Much has been made of the massive effort Scholastic, Harry Potter’s publisher in the United States, has made to keep the final book secret till it is revealed (and sold!) to all on July 21. Scholastic says it is to keep the plot from becoming known and spoiling it for all those Potter fans out there. (The cynic in me wonders if it isn’t to create more hype and sell more books. After all, on July 22, anyone can be a spoiler by putting key plot points on the web.)
Nonetheless, Time magazine’s article on Scholastic’s efforts concludes with an interesting reflection on what in fact does make reading enjoyable.
On this point, both hacker and publisher share a key misunderstanding of what reading is all about. People read books for any number of reasons; finding out how the story ends is one among many and not even the most important. If it were otherwise, nobody would ever bother to read a book twice.
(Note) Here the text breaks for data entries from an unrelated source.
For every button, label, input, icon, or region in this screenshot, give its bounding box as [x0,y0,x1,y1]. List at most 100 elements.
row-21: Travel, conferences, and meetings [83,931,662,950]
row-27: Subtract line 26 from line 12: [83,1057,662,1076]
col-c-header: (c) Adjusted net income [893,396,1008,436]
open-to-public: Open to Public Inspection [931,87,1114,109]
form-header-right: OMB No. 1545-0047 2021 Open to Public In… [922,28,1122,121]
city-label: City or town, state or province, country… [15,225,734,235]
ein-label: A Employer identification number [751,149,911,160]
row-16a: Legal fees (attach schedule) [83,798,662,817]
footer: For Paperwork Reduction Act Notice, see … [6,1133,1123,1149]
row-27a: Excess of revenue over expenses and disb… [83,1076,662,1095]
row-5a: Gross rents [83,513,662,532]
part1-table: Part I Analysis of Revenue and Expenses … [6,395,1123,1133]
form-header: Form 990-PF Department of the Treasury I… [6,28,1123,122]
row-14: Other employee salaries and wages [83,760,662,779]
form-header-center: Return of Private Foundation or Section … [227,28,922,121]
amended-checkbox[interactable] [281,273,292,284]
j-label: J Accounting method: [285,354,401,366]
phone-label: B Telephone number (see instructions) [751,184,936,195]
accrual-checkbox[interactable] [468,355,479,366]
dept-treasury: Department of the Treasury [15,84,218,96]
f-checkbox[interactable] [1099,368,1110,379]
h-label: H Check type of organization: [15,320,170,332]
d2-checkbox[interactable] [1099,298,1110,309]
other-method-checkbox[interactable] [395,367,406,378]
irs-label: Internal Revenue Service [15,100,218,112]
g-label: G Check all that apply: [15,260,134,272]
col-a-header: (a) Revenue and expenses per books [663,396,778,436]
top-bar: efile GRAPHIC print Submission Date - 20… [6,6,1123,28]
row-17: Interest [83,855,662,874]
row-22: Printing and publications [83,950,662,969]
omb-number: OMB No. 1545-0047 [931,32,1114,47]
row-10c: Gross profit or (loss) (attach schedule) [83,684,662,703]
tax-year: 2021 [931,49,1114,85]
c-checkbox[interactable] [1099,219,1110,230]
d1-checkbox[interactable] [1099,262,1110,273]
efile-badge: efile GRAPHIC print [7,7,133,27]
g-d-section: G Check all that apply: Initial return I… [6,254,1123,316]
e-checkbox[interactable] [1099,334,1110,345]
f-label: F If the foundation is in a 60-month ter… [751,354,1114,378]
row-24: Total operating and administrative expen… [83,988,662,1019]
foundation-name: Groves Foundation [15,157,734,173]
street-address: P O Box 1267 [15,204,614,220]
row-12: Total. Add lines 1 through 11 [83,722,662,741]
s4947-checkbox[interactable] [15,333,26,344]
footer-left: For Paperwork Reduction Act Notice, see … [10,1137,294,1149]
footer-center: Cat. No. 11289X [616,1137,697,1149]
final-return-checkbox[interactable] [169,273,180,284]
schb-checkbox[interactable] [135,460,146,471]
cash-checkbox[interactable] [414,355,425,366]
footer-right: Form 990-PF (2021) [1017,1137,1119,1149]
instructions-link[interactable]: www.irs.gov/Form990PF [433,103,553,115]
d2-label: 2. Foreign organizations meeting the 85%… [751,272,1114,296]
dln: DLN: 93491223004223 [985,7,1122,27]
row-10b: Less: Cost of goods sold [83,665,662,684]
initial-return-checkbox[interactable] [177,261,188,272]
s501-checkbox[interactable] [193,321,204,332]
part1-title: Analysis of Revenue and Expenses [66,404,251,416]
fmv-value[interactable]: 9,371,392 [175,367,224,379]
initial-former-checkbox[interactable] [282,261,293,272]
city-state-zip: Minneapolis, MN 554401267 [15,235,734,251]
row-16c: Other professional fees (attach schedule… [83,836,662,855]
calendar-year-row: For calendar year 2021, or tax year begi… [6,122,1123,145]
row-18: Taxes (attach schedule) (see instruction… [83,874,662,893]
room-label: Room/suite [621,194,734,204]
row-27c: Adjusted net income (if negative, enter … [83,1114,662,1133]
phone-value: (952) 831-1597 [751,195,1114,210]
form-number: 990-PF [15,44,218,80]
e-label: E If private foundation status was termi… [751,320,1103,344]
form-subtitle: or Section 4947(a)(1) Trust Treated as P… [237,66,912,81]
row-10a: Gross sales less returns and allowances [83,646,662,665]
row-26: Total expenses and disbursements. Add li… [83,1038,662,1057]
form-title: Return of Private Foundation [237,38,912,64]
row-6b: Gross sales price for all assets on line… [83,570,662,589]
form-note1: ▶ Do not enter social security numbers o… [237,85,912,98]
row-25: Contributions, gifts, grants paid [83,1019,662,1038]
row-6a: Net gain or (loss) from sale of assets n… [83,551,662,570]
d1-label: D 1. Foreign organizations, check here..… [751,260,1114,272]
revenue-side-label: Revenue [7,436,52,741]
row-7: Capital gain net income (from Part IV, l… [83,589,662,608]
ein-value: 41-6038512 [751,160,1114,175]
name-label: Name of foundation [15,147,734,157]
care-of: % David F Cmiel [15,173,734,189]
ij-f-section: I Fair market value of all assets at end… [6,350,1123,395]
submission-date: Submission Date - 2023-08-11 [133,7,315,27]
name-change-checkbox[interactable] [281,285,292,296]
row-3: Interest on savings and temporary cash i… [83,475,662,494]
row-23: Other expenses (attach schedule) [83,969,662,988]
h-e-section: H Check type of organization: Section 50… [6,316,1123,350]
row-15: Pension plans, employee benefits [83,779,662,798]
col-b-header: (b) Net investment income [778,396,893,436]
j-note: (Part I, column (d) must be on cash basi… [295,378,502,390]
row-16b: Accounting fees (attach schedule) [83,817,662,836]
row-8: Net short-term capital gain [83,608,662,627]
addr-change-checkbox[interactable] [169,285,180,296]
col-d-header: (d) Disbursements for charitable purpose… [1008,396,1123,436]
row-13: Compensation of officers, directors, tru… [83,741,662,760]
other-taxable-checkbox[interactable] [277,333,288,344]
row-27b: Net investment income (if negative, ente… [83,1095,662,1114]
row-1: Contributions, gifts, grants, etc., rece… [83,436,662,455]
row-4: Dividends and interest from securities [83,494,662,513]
Reading is about spending time with characters and entering a fictional world and playing with words and living through a story page by page. The idea that someone could ruin a novel by revealing its ending is like saying you could ruin the Mona Lisa by revealing that it’s a picture of a woman with a center part. Spoilers are a myth: they don’t spoil. No elaborate secrecy campaign is going to make Harry Potter and the Deathly Hallows any better than it already is, and no website could possibly make it useless and boring.